Selection of both habitat and genes in specialized and endangered caribou

Genetic mechanisms determining habitat selection and specialization of individuals within species have been hypothesized, but not tested at the appropriate individual level in nature. In this work, we analyzed habitat selection for 139 GPS-collared caribou belonging to 3 declining ecotypes sampled throughout Northwestern Canada. We used Resource Selection Functions comparing resources at used and available locations. We found that the 3 caribou ecotypes differed in their use of habitat suggesting specialization. On expected grounds, we also found differences in habitat selection between summer and winter, but also, originally, among the individuals within an ecotype. We next obtained Single Nucleotide Polymorphisms (SNPs) for the same caribou individuals, we detected those associated to habitat selection, and then identified genes linked to these SNPs. These genes had functions related in other organisms to habitat and dietary specializations, and climatic adaptations. We therefore suggest that individual variation in habitat selection was based on genotypic variation in the SNPs of individual caribou, indicating that genetic forces underlie habitat and diet selection in the species. We also suggest that the associations between habitat and genes that we detected may lead to lack of resilience in the species, thus contributing to caribou endangerment. Our work emphasizes that similar mechanisms may exist for other specialized, endangered species.     

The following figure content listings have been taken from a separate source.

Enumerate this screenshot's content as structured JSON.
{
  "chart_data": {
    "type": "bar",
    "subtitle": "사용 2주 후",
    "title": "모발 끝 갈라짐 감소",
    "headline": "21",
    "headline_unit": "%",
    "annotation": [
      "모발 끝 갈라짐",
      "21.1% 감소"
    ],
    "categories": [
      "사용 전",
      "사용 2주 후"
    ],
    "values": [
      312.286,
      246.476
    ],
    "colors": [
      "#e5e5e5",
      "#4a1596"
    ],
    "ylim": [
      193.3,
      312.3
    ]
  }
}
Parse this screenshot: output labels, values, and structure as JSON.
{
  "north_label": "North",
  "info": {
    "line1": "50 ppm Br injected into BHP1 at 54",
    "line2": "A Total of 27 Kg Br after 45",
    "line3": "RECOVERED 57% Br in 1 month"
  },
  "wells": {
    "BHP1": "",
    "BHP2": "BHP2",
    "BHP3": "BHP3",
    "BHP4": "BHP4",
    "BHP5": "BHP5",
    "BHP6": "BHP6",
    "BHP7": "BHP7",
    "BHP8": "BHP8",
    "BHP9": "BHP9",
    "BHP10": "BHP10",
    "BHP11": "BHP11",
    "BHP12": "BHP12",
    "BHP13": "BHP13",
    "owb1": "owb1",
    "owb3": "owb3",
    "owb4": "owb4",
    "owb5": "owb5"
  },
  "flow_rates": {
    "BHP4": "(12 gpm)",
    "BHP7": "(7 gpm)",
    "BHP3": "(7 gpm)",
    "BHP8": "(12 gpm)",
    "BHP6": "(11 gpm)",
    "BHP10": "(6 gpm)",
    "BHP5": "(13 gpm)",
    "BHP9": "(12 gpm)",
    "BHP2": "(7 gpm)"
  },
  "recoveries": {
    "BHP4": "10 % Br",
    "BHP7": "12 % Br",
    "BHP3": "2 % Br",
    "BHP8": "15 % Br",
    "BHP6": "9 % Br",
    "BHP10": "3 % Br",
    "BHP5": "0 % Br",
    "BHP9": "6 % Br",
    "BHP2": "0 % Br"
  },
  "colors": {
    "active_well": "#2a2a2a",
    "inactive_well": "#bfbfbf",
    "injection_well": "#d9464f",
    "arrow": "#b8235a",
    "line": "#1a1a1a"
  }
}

Parasites as conservation tools

Parasite success typically depends on a close relationship with one or more hosts; therefore, attributes of parasitic infection have the potential to provide indirect details of host natural history and are biologically relevant to animal conservation. Characterization of parasite infections has been useful in delineating host populations and has served as a proxy for assessment of environmental quality. In other cases, the utility of parasites is just being explored, for example, as indicators of host connectivity. Innovative studies of parasite biology can provide information to manage major conservation threats by using parasite assemblage, prevalence, or genetic data to provide insights into the host. Overexploitation, habitat loss and fragmentation, invasive species, and climate change are major threats to animal conservation, and all of these can be informed by parasites.